Rust's repr: Optimize Struct Memory for Cache Efficiency
Table of Contents
The repr
attribute controls struct memory layout, which is critical for low-level optimization in high-throughput systems where cache locality drives performance.
How They Work
repr(C)
: Enforces C-compatible layout with fields ordered sequentially as declared, adding padding to align each field to its natural alignment (e.g., u32
aligns to 4 bytes). Ensures predictable interoperability and typically aligns well with CPU cache lines (often 64 bytes).
repr(packed)
: Removes all padding, packing fields tightly together regardless of alignment. Minimizes memory usage but can lead to unaligned memory accesses, which are slower on most architectures.
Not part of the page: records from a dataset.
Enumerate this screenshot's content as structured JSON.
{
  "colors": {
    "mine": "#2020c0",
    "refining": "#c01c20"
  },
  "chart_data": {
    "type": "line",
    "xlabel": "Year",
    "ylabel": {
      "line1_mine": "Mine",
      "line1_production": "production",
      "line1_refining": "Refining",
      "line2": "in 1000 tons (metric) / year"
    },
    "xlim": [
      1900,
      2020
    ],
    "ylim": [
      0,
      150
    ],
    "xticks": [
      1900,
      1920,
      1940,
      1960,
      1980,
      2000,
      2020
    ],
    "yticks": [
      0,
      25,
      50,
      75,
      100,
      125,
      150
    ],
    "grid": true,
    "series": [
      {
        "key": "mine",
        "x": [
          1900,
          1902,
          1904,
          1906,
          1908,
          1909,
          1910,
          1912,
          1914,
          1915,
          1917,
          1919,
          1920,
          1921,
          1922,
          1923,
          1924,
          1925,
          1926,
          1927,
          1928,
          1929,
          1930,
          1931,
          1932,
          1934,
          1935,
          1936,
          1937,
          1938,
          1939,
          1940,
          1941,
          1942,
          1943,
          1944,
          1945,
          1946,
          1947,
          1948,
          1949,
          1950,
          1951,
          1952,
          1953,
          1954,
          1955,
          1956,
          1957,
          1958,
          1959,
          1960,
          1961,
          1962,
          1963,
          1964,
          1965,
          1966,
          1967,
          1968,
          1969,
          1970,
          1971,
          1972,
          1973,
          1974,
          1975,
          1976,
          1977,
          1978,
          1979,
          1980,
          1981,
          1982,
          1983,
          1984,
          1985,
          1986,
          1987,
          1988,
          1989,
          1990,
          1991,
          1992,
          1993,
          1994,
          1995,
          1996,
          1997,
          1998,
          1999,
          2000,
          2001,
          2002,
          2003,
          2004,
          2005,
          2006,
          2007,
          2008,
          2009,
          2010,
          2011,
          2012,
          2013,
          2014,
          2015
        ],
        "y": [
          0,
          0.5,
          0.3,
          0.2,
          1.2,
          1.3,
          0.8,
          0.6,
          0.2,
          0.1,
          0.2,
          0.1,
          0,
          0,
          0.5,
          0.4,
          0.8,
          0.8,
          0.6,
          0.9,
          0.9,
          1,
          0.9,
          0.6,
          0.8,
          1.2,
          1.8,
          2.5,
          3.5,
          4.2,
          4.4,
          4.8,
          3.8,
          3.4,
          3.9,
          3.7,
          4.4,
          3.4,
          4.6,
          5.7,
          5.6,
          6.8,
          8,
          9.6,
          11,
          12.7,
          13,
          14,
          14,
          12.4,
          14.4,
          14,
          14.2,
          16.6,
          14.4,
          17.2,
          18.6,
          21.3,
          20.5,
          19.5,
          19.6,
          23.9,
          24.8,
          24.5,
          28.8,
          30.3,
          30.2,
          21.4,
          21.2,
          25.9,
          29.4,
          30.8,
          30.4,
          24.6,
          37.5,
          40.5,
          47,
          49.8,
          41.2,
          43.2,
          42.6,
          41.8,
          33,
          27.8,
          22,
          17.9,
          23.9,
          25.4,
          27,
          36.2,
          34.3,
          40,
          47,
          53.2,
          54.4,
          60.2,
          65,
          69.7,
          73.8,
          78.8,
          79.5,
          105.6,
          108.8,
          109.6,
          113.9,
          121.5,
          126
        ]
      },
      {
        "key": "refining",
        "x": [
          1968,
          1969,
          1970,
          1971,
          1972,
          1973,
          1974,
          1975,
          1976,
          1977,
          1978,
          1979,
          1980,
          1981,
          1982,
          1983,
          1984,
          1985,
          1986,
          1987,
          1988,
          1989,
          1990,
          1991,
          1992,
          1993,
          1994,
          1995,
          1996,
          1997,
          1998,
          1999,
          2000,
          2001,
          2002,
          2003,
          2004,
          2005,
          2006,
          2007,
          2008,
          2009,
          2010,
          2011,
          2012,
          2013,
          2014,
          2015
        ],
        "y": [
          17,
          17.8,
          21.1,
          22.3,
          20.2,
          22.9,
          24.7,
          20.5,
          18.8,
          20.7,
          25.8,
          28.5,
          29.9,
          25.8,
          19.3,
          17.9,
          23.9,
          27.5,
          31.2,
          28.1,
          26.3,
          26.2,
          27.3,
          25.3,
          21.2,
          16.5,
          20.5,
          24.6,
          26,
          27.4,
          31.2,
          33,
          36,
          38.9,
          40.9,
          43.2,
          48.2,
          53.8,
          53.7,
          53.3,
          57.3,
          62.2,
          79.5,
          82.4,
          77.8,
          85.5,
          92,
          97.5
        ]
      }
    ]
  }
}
Optimization for Cache Locality
With repr(C)
, the compiler adds padding to align fields, increasing struct size but ensuring efficient, aligned access:
#[repr(C)]
struct Data {
flag: bool, // 1 byte + 3 bytes padding (on 32-bit alignment)
value: u32, // 4 bytes
counter: u64, // 8 bytes
}
// Size: 16 bytes (due to padding for alignment)
Here, repr(C)
ensures value
and counter
are aligned—great for loops accessing value
repeatedly. Aligned reads are fast and cache-friendly, but padding after flag
wastes space.
With repr(packed)
:
#[repr(packed)]
struct PackedData {
flag: bool, // 1 byte
value: u32, // 4 bytes, unaligned
counter: u64, // 8 bytes, unaligned
}
// Size: 13 bytes (no padding)
This shrinks size to 13 bytes, ideal for tight memory constraints, but unaligned accesses to value
and counter
incur significant performance penalties.
Trade-Offs
Aspect | repr(C) |
repr(packed) |
---|---|---|
Performance | Fast aligned access, cache-efficient | Slower unaligned access penalties |
Memory Usage | Larger due to padding | Minimal footprint |
Portability | Safe across platforms | Risk of UB or panics on strict architectures |
- Performance:
repr(C)
wins for speed—aligned access is faster and cache-efficient - Memory Usage:
repr(packed)
reduces footprint, critical for large arrays or tight constraints - Portability:
repr(C)
is safer;repr(packed)
risks undefined behavior with unsafe dereferencing
Example Scenario
Real-time packet parser in a network server processing millions of packets per second:
#[repr(C)]
struct Packet {
header: u8, // 1 byte + 3 padding
id: u32, // 4 bytes
payload: u64, // 8 bytes
}
With repr(C)
, size is 16 bytes, and id
/payload
are aligned, speeding up field access in tight loops checking id
. Cache locality is decent since the struct fits in a 64-byte cache line.
If using repr(packed)
(13 bytes), I'd save 3 bytes per packet, but unaligned id
and payload
accesses could halve throughput due to penalties—unacceptable for this workload.
Choice: repr(C)
for performance-critical code. Consider reordering fields (payload
, id
, header
) to group hot fields together.
Alternative scenario: Serializing thousands of tiny structs to disk with infrequent access—repr(packed)
might make sense to minimize storage, accepting slower deserialization.
Advanced Considerations
- Use profiling tools like
perf
to confirm cache miss reductions - Consider
#[repr(C, packed)]
for C-compatible but packed layout - Field reordering can optimize cache line usage without changing
repr
- Test trade-offs on target hardware, especially ARM vs x86_64
Key Takeaways
✅ repr(C)
: Choose for performance-critical code where cache efficiency matters
✅ repr(packed)
: Use for memory-constrained scenarios with infrequent access
🚀 Profile cache performance before and after to validate optimizations
Try This: What happens if you access a field in a repr(packed)
struct through a raw pointer?
Answer: Unaligned access through raw pointers can cause panics on strict architectures or performance penalties—always measure on your target platform!